Van Dam heeft gemeld dat de diergezondheidsheffingen zijn bestemd voor bestrijding van de kosten die worden gemaakt in het kader van preventie en bestrijding van besmettelijke dierziekten en zoönosen. Daaronder vallen de kosten voor tegemoetkoming van de door de overheid getroffen bestrijdings- of preventiemaatregelen.
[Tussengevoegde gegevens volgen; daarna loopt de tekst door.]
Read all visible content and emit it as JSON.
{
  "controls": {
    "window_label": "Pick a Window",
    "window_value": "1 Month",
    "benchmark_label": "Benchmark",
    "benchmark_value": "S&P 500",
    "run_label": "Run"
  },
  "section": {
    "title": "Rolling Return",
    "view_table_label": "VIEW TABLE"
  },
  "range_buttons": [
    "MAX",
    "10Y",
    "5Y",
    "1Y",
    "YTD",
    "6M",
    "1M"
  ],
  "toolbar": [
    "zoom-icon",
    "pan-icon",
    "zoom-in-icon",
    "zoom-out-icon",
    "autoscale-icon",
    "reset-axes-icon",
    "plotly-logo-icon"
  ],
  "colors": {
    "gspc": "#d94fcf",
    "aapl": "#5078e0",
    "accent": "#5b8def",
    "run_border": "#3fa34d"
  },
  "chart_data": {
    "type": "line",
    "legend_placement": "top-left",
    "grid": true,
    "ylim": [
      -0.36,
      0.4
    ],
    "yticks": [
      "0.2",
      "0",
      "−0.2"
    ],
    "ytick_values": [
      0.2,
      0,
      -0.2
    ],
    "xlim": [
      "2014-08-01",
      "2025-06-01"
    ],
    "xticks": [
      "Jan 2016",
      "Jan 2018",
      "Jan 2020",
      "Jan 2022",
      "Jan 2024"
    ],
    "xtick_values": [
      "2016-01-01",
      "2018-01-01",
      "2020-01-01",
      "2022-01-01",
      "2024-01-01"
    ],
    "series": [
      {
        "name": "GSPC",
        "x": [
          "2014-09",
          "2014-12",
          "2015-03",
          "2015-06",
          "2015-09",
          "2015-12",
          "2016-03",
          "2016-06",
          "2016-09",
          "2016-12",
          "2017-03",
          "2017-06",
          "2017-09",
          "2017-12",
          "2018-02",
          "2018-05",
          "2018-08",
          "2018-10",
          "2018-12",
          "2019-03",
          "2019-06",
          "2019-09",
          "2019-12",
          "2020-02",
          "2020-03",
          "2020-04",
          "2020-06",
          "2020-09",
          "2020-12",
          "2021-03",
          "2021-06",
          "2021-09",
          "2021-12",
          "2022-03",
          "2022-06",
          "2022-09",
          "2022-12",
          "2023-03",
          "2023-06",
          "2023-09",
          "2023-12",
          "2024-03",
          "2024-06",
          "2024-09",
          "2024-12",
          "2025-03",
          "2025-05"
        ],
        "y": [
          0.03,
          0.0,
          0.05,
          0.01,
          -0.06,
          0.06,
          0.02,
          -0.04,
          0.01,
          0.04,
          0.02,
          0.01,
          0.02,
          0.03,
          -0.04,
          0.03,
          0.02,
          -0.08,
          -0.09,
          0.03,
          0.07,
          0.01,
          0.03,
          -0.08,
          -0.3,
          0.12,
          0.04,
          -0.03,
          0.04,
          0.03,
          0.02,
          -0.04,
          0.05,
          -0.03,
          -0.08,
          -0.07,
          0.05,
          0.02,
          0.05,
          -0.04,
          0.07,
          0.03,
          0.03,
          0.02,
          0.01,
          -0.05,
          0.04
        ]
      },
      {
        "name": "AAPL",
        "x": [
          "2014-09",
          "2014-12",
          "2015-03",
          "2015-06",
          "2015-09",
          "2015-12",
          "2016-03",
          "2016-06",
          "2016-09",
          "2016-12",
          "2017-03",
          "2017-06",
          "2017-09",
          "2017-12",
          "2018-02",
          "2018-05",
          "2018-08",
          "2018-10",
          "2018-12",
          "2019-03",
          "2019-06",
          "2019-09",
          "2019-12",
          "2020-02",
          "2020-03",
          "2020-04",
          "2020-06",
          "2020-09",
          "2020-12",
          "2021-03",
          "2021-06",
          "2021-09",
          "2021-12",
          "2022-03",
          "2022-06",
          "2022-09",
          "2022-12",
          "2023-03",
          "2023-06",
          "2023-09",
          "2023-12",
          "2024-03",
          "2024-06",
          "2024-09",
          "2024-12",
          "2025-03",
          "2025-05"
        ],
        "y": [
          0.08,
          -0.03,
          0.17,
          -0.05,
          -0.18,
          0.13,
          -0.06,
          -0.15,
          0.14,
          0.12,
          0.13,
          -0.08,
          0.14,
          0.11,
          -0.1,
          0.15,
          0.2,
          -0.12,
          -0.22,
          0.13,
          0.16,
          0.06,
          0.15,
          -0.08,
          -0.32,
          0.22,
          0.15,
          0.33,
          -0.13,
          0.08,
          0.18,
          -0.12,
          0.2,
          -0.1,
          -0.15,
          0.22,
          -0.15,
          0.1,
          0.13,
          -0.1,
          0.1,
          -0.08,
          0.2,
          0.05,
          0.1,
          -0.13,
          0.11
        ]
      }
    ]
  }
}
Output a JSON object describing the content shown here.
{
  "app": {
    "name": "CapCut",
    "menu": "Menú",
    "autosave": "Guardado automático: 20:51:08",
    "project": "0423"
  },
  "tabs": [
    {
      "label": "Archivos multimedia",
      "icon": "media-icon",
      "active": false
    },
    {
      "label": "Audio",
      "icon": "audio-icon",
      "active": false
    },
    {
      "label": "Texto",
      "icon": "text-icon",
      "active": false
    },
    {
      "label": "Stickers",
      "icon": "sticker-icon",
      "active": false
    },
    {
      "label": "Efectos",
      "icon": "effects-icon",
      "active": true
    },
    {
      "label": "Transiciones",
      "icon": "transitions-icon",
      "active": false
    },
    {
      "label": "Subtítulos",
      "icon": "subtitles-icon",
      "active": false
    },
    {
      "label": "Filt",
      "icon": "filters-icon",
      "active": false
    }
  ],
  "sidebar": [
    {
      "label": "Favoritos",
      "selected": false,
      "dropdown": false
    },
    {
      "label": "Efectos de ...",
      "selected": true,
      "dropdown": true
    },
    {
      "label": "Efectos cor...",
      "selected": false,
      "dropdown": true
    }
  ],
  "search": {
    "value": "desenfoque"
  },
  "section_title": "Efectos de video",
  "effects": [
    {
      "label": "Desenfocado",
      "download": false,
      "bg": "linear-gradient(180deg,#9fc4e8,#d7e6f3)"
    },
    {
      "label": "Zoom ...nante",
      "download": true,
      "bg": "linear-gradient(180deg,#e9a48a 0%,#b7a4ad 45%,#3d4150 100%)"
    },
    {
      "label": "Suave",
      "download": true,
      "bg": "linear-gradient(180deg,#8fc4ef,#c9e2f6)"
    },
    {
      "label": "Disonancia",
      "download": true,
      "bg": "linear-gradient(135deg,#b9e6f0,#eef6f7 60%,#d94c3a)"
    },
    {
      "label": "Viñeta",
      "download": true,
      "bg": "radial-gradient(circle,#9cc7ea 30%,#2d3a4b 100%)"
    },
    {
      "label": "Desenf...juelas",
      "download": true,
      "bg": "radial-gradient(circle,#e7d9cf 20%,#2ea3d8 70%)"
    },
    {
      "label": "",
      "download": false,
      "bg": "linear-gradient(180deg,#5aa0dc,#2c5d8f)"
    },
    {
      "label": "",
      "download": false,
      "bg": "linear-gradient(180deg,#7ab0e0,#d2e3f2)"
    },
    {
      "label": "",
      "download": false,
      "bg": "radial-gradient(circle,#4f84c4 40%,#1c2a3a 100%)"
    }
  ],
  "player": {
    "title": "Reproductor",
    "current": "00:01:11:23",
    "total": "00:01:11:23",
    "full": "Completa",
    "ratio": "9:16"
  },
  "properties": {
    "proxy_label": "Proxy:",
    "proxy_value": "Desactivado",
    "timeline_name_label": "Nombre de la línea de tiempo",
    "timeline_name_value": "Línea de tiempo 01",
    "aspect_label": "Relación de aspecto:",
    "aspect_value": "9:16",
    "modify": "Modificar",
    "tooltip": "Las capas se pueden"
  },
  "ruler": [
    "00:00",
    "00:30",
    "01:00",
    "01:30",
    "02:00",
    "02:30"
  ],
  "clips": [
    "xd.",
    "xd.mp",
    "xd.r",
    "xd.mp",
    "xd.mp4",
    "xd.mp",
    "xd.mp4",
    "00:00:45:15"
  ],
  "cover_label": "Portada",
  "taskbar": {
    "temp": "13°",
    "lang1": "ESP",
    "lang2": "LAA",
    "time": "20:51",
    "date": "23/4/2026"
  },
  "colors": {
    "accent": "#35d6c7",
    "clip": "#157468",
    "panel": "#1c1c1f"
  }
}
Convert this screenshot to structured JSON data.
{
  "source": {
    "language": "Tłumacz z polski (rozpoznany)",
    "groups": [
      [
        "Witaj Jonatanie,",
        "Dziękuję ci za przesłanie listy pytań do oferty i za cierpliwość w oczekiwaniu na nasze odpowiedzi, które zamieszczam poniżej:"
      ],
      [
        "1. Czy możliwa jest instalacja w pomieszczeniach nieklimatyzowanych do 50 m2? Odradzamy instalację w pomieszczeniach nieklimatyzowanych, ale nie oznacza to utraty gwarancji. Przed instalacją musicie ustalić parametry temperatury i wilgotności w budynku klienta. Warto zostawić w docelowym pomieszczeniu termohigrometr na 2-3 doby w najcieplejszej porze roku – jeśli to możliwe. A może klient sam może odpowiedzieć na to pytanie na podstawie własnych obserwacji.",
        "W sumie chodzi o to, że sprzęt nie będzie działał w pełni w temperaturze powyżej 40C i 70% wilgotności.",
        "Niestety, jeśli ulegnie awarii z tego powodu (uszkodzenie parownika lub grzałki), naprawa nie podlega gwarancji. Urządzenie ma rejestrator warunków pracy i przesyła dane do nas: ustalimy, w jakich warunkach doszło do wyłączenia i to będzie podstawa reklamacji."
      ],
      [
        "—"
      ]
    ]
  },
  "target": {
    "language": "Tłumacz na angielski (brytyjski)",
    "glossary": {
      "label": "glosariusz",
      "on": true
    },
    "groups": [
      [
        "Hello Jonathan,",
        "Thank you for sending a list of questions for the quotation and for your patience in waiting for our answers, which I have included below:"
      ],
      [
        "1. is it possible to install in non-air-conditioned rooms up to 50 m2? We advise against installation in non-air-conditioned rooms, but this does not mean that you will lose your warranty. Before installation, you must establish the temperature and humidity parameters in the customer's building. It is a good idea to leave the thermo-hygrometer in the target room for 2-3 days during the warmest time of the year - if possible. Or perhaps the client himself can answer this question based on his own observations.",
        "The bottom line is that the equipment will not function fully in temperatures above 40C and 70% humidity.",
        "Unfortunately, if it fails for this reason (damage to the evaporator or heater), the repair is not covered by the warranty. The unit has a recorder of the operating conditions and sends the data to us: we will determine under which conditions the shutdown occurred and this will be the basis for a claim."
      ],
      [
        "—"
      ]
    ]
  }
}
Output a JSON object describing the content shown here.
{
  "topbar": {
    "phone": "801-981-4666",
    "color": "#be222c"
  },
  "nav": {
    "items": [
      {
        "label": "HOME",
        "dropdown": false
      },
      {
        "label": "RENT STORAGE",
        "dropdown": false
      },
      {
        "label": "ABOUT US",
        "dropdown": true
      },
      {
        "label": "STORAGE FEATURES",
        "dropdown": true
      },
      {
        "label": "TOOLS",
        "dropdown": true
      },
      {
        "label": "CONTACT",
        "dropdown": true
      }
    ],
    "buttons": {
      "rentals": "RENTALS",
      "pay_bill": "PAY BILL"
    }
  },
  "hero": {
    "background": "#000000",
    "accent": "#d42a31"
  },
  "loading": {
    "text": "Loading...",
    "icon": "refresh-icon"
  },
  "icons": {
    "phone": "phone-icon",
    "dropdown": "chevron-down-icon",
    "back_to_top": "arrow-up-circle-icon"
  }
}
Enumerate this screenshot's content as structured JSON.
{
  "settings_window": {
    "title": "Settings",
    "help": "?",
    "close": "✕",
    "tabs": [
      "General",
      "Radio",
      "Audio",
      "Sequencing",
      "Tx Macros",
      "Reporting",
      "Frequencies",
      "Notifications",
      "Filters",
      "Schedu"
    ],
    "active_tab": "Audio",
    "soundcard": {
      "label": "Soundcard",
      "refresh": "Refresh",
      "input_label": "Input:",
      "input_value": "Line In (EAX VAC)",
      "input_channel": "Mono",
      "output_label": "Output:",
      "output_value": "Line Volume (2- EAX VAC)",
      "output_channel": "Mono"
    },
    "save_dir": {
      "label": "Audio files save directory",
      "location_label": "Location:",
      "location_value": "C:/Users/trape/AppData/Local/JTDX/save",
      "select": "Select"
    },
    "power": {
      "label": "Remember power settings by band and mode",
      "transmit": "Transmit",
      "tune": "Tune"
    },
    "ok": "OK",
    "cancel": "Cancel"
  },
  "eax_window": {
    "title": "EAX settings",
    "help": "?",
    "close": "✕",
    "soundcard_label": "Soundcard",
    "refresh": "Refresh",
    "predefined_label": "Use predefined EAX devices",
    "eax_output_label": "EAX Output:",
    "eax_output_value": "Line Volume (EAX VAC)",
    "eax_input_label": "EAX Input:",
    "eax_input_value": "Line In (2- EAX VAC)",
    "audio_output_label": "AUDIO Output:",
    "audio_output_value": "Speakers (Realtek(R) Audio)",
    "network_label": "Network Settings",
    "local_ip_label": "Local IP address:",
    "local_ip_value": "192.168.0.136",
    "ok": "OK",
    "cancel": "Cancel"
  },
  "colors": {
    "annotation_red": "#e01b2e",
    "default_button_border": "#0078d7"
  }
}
Dit heffingeninstrument is evenwel niet bedoeld om tegemoetkomingen te financieren voor slachtoffers van een uitbraak van een zoönose.
Dit zal in de praktijk neerkomen op een vrijwillige tegemoetkoming door de overheid. Het is niet gepast om die tegemoetkoming zonder meer over te hevelen naar bedrijven in een bepaalde sector. Tegen die achtergrond heeft Van Dam het amendement ontraden.
Van Dam geeft verder aan dat er een juridisch risico is verbonden aan het opleggen van een heffing aan de sector ter dekking van dergelijke onverplichte tegemoetkomingen. Mocht het amendement worden aangenomen dan zal een schadevergoeding worden verdisconteerd in het tarief voor het houden van een diersoort of diercategorie. Dat tarief wordt bij algemene maatregel van bestuur vastgesteld.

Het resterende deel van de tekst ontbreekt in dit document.